Nextgengamersnet
Games, Movies and more


Im Jahr 2013 feierte der erste Film von Regisseur Patrick Roy Beckert, „Breakdown Forest“, seine Premiere. Mit „Tal der Skorpione“ hat er in diesem Jahr im Prinzip den gleichen Film noch einmal abgeliefert, mit ein wenig mehr Aufwand gedreht und mit einigen bekannten Darstellern. So sind hier, neben dem Regisseur selbst, Claude-Oliver Rudolph, Mathieu Carrière, Ralf Richter, Martin Semmelrogge, Elena Carriere, Uwe Fellensiek, Micaela Schäfer, Taynara Silva Wolf und Anouschka Renzi zu sehen. Thomas Kercmar, bekannt aus Klassikern wie „Notgeile Knastjulen zur Unzucht erzogen“ oder „Spiel mir am Glied bis zum Tod“ spielt erneut eine Doppelrolle und fungierte als Produzent. Die im gehobenen Amateurfilmbereich nicht unbekannten Heiko Bender und Jochen Taubert sind ebenfalls dabei. Die Busch Media Group veröffentlicht „Tal der Skorpione“ am 25. Oktober auf Blu-ray und DVD. Zudem wird der Film in einem limitierten Mediabook erhältlich sein.
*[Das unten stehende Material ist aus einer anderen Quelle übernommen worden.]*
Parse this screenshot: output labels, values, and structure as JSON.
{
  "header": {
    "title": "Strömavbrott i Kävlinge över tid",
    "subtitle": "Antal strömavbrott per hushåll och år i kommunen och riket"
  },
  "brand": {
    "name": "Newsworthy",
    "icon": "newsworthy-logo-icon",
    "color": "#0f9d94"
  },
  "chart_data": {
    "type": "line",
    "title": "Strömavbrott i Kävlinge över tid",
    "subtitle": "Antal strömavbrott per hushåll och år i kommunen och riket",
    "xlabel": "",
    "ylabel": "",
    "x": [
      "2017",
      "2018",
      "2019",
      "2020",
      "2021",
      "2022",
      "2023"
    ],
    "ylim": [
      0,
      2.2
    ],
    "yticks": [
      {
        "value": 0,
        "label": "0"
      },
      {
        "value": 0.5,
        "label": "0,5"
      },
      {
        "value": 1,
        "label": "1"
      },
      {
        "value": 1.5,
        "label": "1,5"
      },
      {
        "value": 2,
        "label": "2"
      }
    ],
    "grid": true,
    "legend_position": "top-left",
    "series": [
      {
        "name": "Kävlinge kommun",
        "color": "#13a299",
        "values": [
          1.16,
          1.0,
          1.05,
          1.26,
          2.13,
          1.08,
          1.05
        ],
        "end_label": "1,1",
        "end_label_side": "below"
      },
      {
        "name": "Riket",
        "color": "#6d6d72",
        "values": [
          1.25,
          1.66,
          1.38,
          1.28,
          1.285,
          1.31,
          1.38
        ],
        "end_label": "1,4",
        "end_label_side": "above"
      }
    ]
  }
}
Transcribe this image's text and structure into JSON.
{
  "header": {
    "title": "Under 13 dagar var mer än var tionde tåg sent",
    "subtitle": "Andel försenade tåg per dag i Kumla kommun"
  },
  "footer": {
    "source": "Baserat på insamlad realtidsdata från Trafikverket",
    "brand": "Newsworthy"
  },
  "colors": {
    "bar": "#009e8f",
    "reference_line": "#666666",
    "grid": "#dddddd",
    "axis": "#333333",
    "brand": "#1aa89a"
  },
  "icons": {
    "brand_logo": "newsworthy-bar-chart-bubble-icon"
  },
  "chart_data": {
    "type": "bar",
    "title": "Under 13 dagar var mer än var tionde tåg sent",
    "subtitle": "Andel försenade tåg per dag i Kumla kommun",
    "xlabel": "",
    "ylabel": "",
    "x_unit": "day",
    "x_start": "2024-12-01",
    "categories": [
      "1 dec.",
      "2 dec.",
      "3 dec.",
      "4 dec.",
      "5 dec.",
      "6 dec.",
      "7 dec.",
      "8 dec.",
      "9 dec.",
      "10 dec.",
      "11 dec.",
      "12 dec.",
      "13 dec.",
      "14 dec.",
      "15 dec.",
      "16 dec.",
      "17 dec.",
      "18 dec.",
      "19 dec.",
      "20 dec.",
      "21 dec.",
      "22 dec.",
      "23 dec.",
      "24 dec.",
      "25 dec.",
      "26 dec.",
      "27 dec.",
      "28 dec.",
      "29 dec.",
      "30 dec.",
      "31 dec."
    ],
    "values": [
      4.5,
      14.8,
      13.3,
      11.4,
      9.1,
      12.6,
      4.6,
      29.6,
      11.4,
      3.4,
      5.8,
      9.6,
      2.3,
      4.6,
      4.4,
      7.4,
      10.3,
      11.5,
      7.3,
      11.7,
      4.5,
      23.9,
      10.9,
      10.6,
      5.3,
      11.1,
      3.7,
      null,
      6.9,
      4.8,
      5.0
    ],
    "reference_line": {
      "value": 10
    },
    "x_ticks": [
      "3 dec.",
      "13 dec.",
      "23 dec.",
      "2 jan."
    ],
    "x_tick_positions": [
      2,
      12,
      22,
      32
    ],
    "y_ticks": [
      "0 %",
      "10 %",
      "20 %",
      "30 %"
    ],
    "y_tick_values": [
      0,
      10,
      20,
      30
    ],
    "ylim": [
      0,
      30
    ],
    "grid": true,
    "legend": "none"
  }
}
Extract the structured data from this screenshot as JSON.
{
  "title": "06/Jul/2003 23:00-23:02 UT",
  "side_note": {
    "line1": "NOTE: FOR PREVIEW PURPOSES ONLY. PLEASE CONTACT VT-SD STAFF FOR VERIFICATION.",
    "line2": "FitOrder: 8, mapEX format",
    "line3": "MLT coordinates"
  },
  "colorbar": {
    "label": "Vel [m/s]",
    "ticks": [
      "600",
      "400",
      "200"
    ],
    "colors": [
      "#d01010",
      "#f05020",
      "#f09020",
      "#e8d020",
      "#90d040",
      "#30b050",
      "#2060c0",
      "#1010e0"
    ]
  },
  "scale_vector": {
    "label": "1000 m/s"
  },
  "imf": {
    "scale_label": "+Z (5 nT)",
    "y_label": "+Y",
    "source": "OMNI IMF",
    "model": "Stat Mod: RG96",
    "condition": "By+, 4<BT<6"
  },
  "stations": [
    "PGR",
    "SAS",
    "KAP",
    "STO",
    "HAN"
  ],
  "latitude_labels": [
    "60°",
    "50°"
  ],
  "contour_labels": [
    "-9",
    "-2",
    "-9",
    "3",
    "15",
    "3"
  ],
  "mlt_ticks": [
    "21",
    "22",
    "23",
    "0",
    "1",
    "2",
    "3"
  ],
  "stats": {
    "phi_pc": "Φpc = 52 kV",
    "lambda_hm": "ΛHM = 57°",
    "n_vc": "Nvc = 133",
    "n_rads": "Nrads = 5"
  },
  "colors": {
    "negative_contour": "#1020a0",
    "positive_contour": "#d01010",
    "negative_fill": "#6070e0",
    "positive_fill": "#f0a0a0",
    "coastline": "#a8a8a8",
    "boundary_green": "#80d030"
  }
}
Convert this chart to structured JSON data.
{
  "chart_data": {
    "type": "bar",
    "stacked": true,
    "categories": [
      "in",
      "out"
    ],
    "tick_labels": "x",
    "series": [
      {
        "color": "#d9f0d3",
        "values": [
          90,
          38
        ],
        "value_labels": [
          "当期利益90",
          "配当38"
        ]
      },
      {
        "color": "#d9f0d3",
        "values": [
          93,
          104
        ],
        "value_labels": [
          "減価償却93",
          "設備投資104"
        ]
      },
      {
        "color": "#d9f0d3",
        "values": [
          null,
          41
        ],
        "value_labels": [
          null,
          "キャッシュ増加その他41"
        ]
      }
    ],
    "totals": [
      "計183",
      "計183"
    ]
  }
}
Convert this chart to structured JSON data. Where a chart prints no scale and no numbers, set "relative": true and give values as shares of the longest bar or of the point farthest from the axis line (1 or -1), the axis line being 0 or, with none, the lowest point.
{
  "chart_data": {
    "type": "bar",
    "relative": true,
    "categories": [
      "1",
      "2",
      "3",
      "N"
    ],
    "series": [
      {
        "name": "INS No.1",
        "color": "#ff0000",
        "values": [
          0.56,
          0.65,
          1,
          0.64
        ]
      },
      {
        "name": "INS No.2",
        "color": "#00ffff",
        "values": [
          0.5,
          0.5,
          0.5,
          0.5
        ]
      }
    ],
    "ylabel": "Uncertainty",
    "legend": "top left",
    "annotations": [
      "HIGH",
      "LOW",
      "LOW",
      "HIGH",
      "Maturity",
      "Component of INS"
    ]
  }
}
TAL DER SKORPIONE erzählt von einem gnadenlosen Spiel in der Wildnis, wo kriminelle Psychopathen gegeneinander ums Überleben kämpfen müssen. Urheber dieses Gladiatorenkampfes sind die größenwahnsinnigen Wissenschaftler Gebrüder Ribbeck, die aus den Genen des Siegers einen Übermenschen klonen wollen. Zufällig findet sich auch der Polizist Kamarowski im TAL DER SKORPIONE wieder und ist gezwungen, den Kampf gegen seine bis an die Zähne bewaffneten Kontrahenten aufzunehmen.

Schaut man auf das Plakat, auf die Darstellerriege und liest sich die Ankündigungen durch, erwartet man eine deutsche Version der „Expandables“. Doch was bekommt man bei „Tal der Skorpione“? Nichts. Ich bin wirklich ein Fan von Trash-Filmen aller Art und gewinne selbst den abstrusesten Werken noch gute Seiten ab, aber dieser Streifen hat mich geschafft. Es war kaum bis zum Ende auszuhalten. Die Story ist dämlich, geschenkt, das ist bei Actionfilmen kein Hinderungsgrund. Die Locations beschränken sich auf ein verlassenes Firmengelände, einen Wald und zwei, drei Räume, das wars. Kein Problem, Low Budget halt. Doch wenn man den ersten Dialogen zuhören darf, setzt gleich das Fremdschämen ein, die Darsteller agieren hölzern wie beim Schultheater. Und nicht nur die Laiendarsteller, die ehemaligen „Stars“ spielen nicht viel besser. Geballert wird reichlich und hin und wieder explodiert etwas, aber das war es auch schon. Das hätte man in 70 Minuten erzählen können, aber es wurde noch auf 130 Minuten aufgeblasen. Dann doch lieber einen Film von Jochen Taubert, da sieht man wenigstens einen Hauch von Talent. Davon ist bei Inszenierung, Schnitt und Kamera leider nichts zu entdecken.